The reality is that you have to build a company culture if you really want to scale the business over time that’s going to be inclusive to people from a variety of different backgrounds and a variety of different genders. I think early on you have to as leaders get rid of that unconscious bias. If you do that, you’re very likely early on in your journey to suddenly have an inclusive team.
Once you have an inclusive team, you’re signaling to all people that hey, wait a second, this is a company that’s inclusive. In our case, we were very lucky early on to have some of the great leaders generated on our team who happen to be women, and other women when they came to be interviewed would say wow, I want to work in a company with people like this.
Patterson: Great advice from Praful Saklani of Pramata. What advice or tips do you have for anyone who would like to not just increase diversity, but actually increase the diversity of thought in the product that they are building or the way they interact with other team members or the way they interact with even business partners?
Saklani: Yeah, so as an entrepreneur and as somebody who’s been a founder in multiple products or technology startups, I think a good rule of thumb is get out of your bubble, and get out of your bubble early and often. That means don’t spend all your time in R&D. Go out and actually talk to potential customers of all backgrounds, not just the people that you went to college with, okay?

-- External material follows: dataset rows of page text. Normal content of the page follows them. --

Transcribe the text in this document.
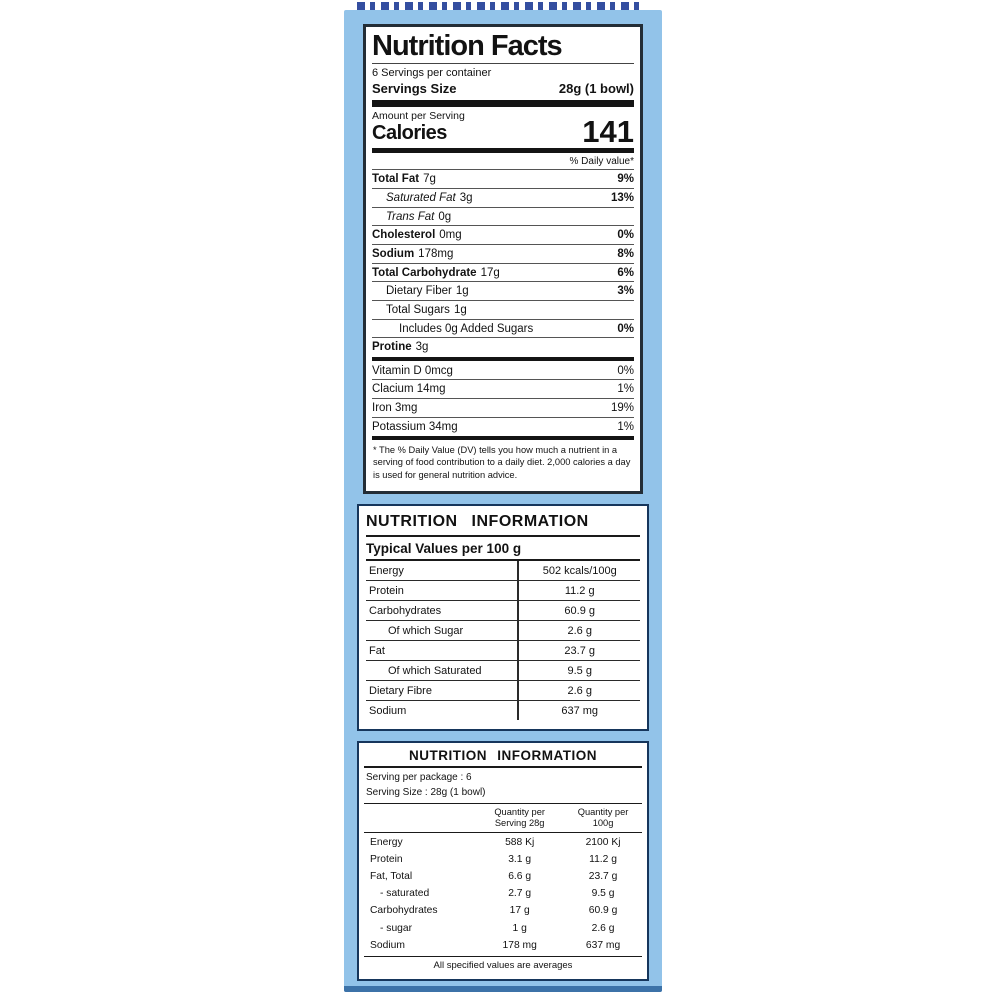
Nutrition Facts
6 Servings per container
Servings Size	28g (1 bowl)
Amount per Serving
Calories	141
% Daily value*
Total Fat 7g	9%
Saturated Fat 3g	13%
Trans Fat 0g
Cholesterol 0mg	0%
Sodium 178mg	8%
Total Carbohydrate 17g	6%
Dietary Fiber 1g	3%
Total Sugars 1g
Includes 0g Added Sugars	0%
Protine 3g
Vitamin D 0mcg	0%
Clacium 14mg	1%
Iron 3mg	19%
Potassium 34mg	1%
* The % Daily Value (DV) tells you how much a nutrient in a serving of food contribution to a daily diet. 2,000 calories a day is used for general nutrition advice.
NUTRITION INFORMATION
Typical Values per 100 g
Energy	502 kcals/100g
Protein	11.2 g
Carbohydrates	60.9 g
Of which Sugar	2.6 g
Fat	23.7 g
Of which Saturated	9.5 g
Dietary Fibre	2.6 g
Sodium	637 mg
NUTRITION INFORMATION
Serving per package : 6
Serving Size : 28g (1 bowl)
Quantity per
Serving 28g
Quantity per
100g
Energy	588 Kj	2100 Kj
Protein	3.1 g	11.2 g
Fat, Total	6.6 g	23.7 g
- saturated	2.7 g	9.5 g
Carbohydrates	17 g	60.9 g
- sugar	1 g	2.6 g
Sodium	178 mg	637 mg
All specified values are averages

It’s the same thing when it comes to employees, is go and talk to your friends, talk to your colleagues who have been part of the inclusive work efforts and work cultures. If you feel like your work culture is skewing towards a certain kind of ethos, or what they call the bro culture, then go talk to friends of yours who are women or who don’t come from a bro culture and ask them, “Hey, what do you think that I’m doing well at?” You have to get out of group think if it’s reinforcing the pattern you already have.